Muitos pensam que o futuro parece melhor porque há acesso fácil ao crédito sem que ninguém realmente analise com cuidado se os tomadores se encontram em condições de assumir e honrar dívidas. Muitos consumidores estão fazendo empréstimos, mas seus ganhos não têm subido muito. Isso é um problema. Os financiamentos estudantis ainda são extremamente altos e embora haja maior probabilidade de encontrar emprego, os salários, quando não estagnaram, aumentaram pouco. Os estudantes que tomaram um grande volume de empréstimo estão soterrados sob 1,4 trilhão de dólares de dívida e isso é complicado, descreve.

“Os bancos estão começando a usar os mesmos tipos de trapaças com empréstimos para automóveis e ao consumidor feitas antes da crise de 2007-2008, fatiando-os e cortando-os, securitizando-os e tomando emprestado para especular sobre eles. Significa que esse mercado de empréstimos está sujeito aos mesmos tipos de manipulação que tivemos antes no mercado imobiliário. Isso tudo está acontecendo nos EUA, mas se olharmos para o âmbito global, os bancos europeus ainda são muito fracos, não têm muito capital, e eles também começaram a se envolver novamente em muitas aventuras arriscadas, como fusões e aquisições e outros tipos de atividades como essas”.

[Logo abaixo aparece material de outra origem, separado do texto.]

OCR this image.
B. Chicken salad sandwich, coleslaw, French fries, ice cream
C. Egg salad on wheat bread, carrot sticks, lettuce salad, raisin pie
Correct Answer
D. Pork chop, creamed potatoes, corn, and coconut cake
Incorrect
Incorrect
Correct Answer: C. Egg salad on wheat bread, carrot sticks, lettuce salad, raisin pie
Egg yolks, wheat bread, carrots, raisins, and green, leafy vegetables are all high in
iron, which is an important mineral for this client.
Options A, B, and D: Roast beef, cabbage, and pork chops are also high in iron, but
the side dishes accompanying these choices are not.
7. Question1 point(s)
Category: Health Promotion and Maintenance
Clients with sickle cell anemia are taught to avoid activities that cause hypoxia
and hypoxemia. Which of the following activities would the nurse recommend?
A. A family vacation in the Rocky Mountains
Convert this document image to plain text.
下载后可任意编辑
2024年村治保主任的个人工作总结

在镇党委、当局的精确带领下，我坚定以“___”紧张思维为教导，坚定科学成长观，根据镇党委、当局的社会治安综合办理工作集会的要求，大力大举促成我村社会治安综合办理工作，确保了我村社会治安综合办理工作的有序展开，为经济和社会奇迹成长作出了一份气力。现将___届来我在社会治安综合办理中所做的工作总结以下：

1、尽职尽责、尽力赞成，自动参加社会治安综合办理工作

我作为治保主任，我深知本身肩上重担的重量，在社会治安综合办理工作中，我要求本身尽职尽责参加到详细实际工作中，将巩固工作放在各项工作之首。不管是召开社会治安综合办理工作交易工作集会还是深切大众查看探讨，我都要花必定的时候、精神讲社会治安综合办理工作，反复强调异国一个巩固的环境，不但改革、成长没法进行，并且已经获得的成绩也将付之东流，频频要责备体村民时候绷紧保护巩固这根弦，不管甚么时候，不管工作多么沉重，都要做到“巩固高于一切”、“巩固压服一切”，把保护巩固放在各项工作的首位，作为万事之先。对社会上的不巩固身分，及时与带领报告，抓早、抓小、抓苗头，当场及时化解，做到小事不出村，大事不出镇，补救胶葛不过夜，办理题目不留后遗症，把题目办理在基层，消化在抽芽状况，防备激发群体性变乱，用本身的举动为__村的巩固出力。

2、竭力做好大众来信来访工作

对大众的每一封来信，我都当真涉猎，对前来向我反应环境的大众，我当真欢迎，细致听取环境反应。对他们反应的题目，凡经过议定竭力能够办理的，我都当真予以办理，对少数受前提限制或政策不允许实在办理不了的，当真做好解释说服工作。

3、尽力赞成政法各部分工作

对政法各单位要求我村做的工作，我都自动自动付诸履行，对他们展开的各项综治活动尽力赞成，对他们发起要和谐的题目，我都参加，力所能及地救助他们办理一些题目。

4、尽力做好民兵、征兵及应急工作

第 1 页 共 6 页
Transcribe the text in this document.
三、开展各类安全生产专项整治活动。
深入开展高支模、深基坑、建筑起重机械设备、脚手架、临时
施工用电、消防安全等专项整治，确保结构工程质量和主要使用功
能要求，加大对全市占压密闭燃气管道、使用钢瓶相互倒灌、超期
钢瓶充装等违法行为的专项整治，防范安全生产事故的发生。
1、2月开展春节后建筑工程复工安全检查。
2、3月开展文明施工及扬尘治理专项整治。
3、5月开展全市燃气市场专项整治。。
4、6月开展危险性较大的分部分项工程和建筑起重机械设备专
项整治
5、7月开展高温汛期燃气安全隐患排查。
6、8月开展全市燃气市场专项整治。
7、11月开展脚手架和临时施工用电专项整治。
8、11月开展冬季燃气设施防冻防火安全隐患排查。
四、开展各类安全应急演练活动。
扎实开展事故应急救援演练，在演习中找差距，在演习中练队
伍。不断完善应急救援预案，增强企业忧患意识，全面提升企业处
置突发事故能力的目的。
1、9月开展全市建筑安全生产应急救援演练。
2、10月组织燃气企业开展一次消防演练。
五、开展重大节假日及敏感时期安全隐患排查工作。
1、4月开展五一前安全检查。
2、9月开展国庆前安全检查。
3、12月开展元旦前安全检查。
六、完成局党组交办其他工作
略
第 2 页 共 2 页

Na medida que esses problemas se acumulam, analisa o economista, se houver algum tipo de choque significativo para a economia mundial, uma séria batalha comercial ou uma guerra irrompendo em algum lugar, ou ainda um rápido aumento nas taxas de juros pelo Federal Reserve, tanto essas dívidas como a alavancagem e a especulação podem acelerar significativamente. “A reunião de todos esses fatores sugere que pode haver alguns problemas sérios pela frente.”